Credit unions are experiencing pressure from nontraditional payment providers that are trying to position themselves between you and your members. These new payment players are coming up with completely new business models that threaten to disrupt existing business models and payment systems.
It’s not clear yet where the disruption in payments will come from. It could be a company that doesn’t exist yet, or it could be a consortium of existing players. Many companies are jockeying for position to disrupt the traditional payment model—Walmart, Apple, AT&T, Google, Isis, Paypal, Square, Facebook, and many others.
If you haven’t done so already, it’s time to re-evaluate your payment portfolio, infrastructure, and strategies. It’s time to come up with a “Plan B” for when—not if—a new payment model comes along and significantly disrupts your existing business model and interchange income.
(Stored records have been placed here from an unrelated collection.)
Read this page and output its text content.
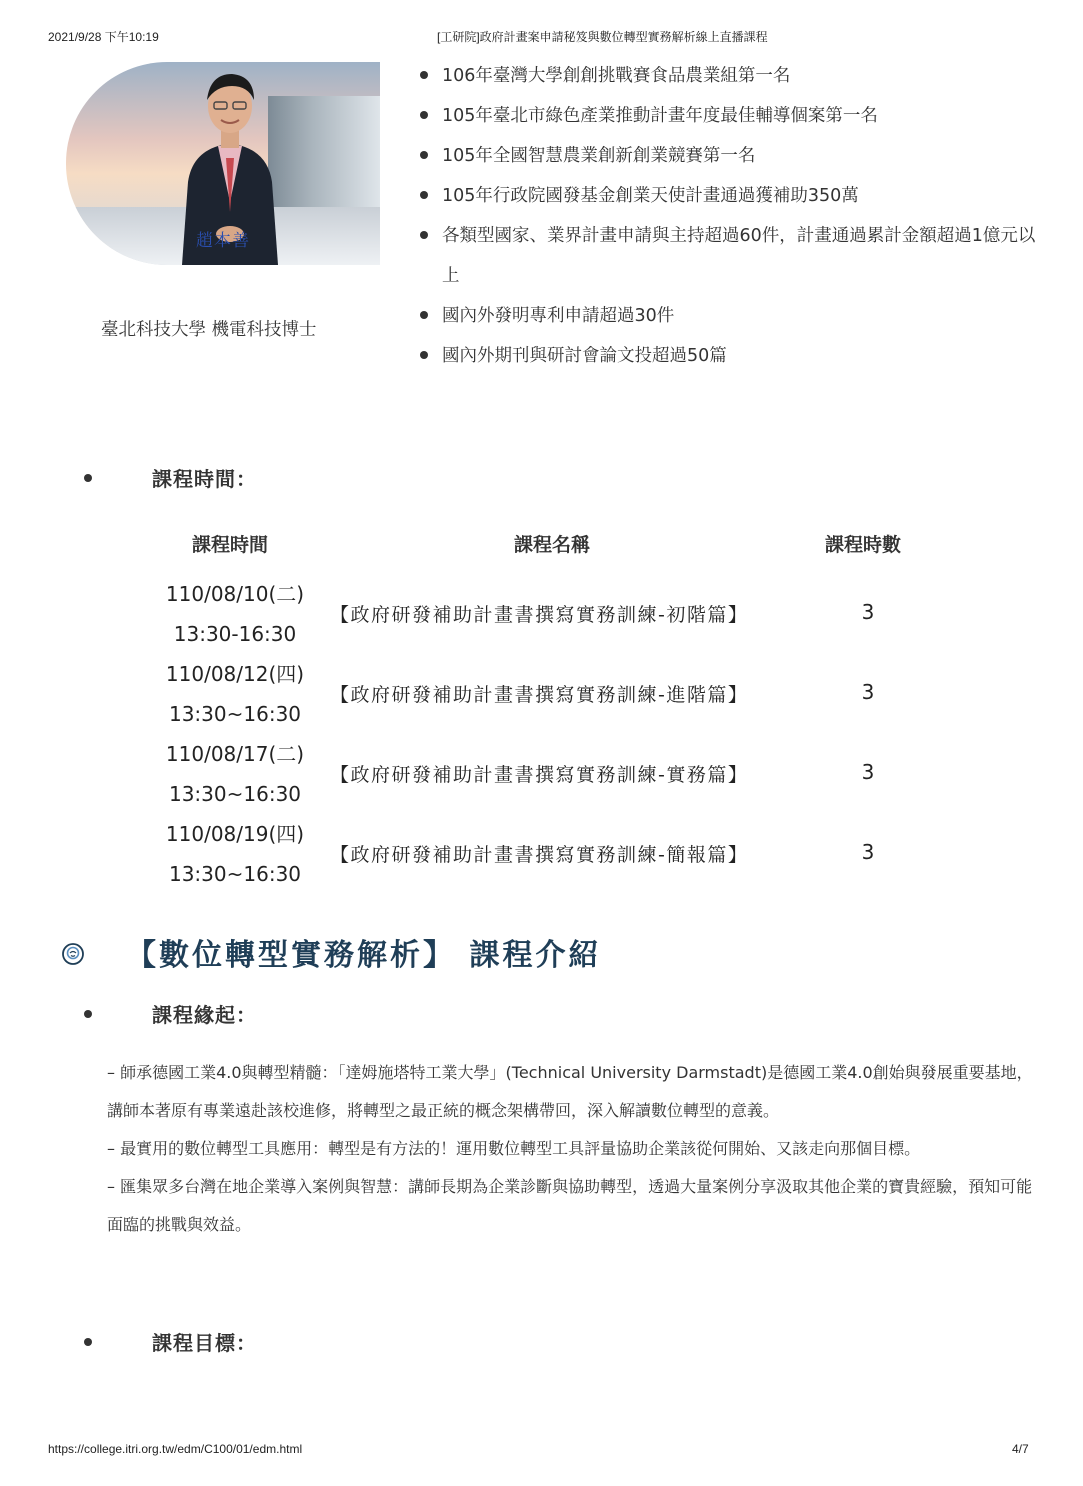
2021/9/28 下午10:19	[工研院]政府計畫案申請秘笈與數位轉型實務解析線上直播課程
https://college.itri.org.tw/edm/C100/01/edm.html	4/7
趙本善
臺北科技大學 機電科技博士
106年臺灣大學創創挑戰賽食品農業組第一名
105年臺北市綠色產業推動計畫年度最佳輔導個案第一名
105年全國智慧農業創新創業競賽第一名
105年行政院國發基金創業天使計畫通過獲補助350萬
各類型國家、業界計畫申請與主持超過60件，計畫通過累計金額超過1億元以上
國內外發明專利申請超過30件
國內外期刊與研討會論文投超過50篇
課程時間：
課程時間	課程名稱	課程時數
110/08/10(二)
13:30-16:30
【政府研發補助計畫書撰寫實務訓練-初階篇】	3
110/08/12(四)
13:30~16:30
【政府研發補助計畫書撰寫實務訓練-進階篇】	3
110/08/17(二)
13:30~16:30
【政府研發補助計畫書撰寫實務訓練-實務篇】	3
110/08/19(四)
13:30~16:30
【政府研發補助計畫書撰寫實務訓練-簡報篇】	3
【數位轉型實務解析】 課程介紹
課程緣起：
– 師承德國工業4.0與轉型精髓：「達姆施塔特工業大學」(Technical University Darmstadt)是德國工業4.0創始與發展重要基地，講師本著原有專業遠赴該校進修，將轉型之最正統的概念架構帶回，深入解讀數位轉型的意義。
– 最實用的數位轉型工具應用：轉型是有方法的！運用數位轉型工具評量協助企業該從何開始、又該走向那個目標。
– 匯集眾多台灣在地企業導入案例與智慧：講師長期為企業診斷與協助轉型，透過大量案例分享汲取其他企業的寶貴經驗，預知可能面臨的挑戰與效益。
課程目標：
Interchange income represents an important source of noninterest income for credit unions. And noninterest income represented 29.3% of total income for credit unions in 2013. Without fees and other income, credit unions’ return on assets (ROA) would have been negative 62 basis points in the year, according to CUNA’s economics and statistics department.
The potential of a significant disruption means relationship building—one of credit unions’ core strengths—has never been more important. High levels of member loyalty will be essential as new competitors offer your members attractive new payment options. Today’s challenge is to deliver the innovative payment products and channels members expect while remaining relevant and profitable.
Members think of their credit unions as safer and more trustworthy than some of these nontraditional payment providers.
Financial institutions offer distinct payment advantages—immediate funds access, heightened risk management capabilities, and more integrated data. But that could all change—and change quickly—as innovative new start-ups reconfigure the payments world in profound ways.
To compete against technology companies, big-box retailers, and social media giants vying for a piece of the payments pie, your payments strategy needs to meet members’ expectations for faster, easier, and more convenient transactions.
Consumers—especially younger consumers—demand immediacy in all areas of their lives. Even email seems too slow for younger consumers. They’ve come to expect the real-time benefits of instant messaging, texting, and social media.
When members have access to instant everything, waiting for anything seems passe. It’s not hard to see why members expect the same instant capabilities—the ability to pay and get paid without waiting—from their credit unions and from payment systems in general. But members are still experiencing wait times of one to three days—sometimes longer—for bill payments, deposits, personal payments, and even transfers.SIDEBAR:
The definition of “real-time” needs to be applied to the duration of the entire payments event, including the movement of funds and funds settlement. The current payments infrastructure was originally designed to authorize plastic cards. As it migrates away from that model, success of the new model will depend on its ability to integrate multiple payments options that provide immediacy and meet regulatory standards.
Delivering real-time payment capabilities to members gives credit unions a competitive advantage, and it also represents a revenue opportunity. Members expect to pay for the convenience of wire transfers and out-of-network ATM services, and many observers believe they’ll pay for the same immediacy when it comes to other services.
Credit unions need to embrace real-time technology to attract new members and strengthen relationships with existing ones. Financial institutions that offer instant person-to-person payment options—in addition to three-day and next-day payment options—see much higher adoption rates among potential users of the service, according to research from Fiserv.